Corruption is the greatest obstacle to socio-economic growth in Kenya, which ranks 144th of 180 countries in Transparency International’s Corruption Perception Index (as at 2018). Due to the extent of corruption in the public sector, Kenya is still falling short in its attempts to achieve the goals of the 2030 Agenda. This is reflected above all in the provision of public services, which is inadequate at national and local levels.
The availability of data for monitoring the SDGs is also a problem. Without high-quality data, progress in implementing the 2030 Agenda and as such in eradicating poverty cannot be assessed effectively at either national or local levels.
The provision of public services at national and local levels has improved in line with the principles of good governance and in accordance with the Sustainable Development Goals of the 2030 Agenda.
The project takes a holistic approach along the anti-corruption chain of prevention, disclosure, investigation, prosecution, judicial process and the return of illegally acquired assets.
It is working on improving the management of public complaints and the transferral of state functions to the local level, above all by boosting local authorities’ abilities to comply with the rules of transparency and accountability.
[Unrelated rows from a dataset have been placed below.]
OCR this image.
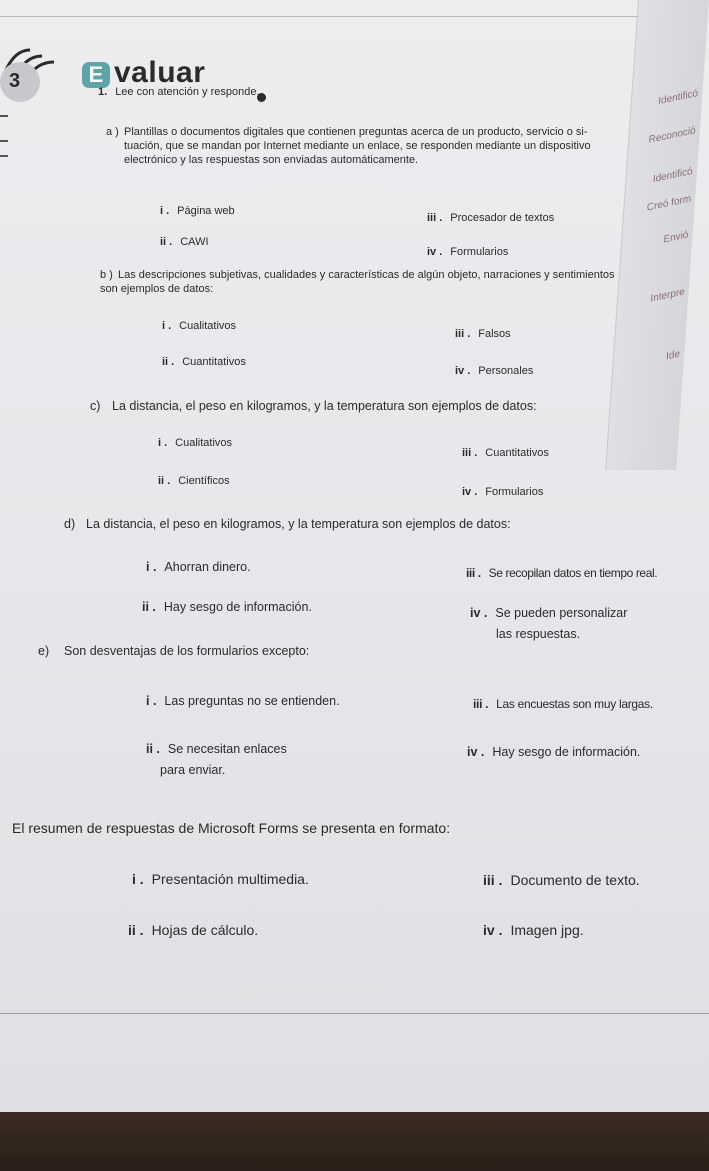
Reconoció
Identificó
Identificó
Creó form
Envió
Interpre
Ide
3	E valuar
1. Lee con atención y responde.
a ) Plantillas o documentos digitales que contienen preguntas acerca de un producto, servicio o si-
tuación, que se mandan por Internet mediante un enlace, se responden mediante un dispositivo
electrónico y las respuestas son enviadas automáticamente.
i . Página web
ii . CAWI
iii . Procesador de textos
iv . Formularios
b ) Las descripciones subjetivas, cualidades y características de algún objeto, narraciones y sentimientos
son ejemplos de datos:
i . Cualitativos
ii . Cuantitativos
iii . Falsos
iv . Personales
c) La distancia, el peso en kilogramos, y la temperatura son ejemplos de datos:
i . Cualitativos
ii . Científicos
iii . Cuantitativos
iv . Formularios
d) La distancia, el peso en kilogramos, y la temperatura son ejemplos de datos:
i . Ahorran dinero.
ii . Hay sesgo de información.
iii . Se recopilan datos en tiempo real.
iv . Se pueden personalizar
las respuestas.
e) Son desventajas de los formularios excepto:
i . Las preguntas no se entienden.
ii . Se necesitan enlaces
para enviar.
iii . Las encuestas son muy largas.
iv . Hay sesgo de información.
El resumen de respuestas de Microsoft Forms se presenta en formato:
i . Presentación multimedia.
ii . Hojas de cálculo.
iii . Documento de texto.
iv . Imagen jpg.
It also supports the prosecution, legal process and punishment of corruption cases, as well as the return of illegally acquired assets.
In addition to the Office of the Attorney-General and the Department of Justice, other implementing partners of the project include the Administrative Justice Commission, the Ethics and Anti-Corruption Commission and selected local governments. The project also cooperates on a case-by-case basis with other stakeholders at national and local levels, and with civil society.
The project strives to improve the way in which the SDGs are monitored. The aim is to raise the amount of data available for monitoring the development goals of the 2030 Agenda by using unofficial data. Implementing partners at national level include the statistics office and the planning and statistics department of the Ministry of Finance as well as the relevant departments of the local governments. The private sector and civil society are also involved.
In the 2017/18 fiscal year, the project supported the Administrative Justice Commission in the provision of training to 127 authorities, the purpose of which was to improve complaints management. So far, employees from a total of 237 authorities have received training and obtained the corresponding certification.
In all 2,482 citizens have also been taught how to submit public complaints. This led to 18 collective petitions against the inadequate provision of public services, eight of which were processed to the satisfaction of the citizens and a resolution was reached.
The project supports the introduction of an electronic procurement system, the Integrated Financial Management and Information System (IFMIS), to improve transparency and accountability. 550 employees at national and local levels as well as 10,000 suppliers have benefitted from training in the use of the system. Today, some 100,000 suppliers are registered in the system, and 91.8 per cent of the development budget for three local governments is now administered with the use of IFMIS.
The project has supported the establishment of the Assets Recovery Agency and trained a total of 90 employees of the Ethics and Anti-Corruption Commission. As such, the project contributed to the recovery of assets worth around EUR 7.6 million in the period from July 2016 to September 2018.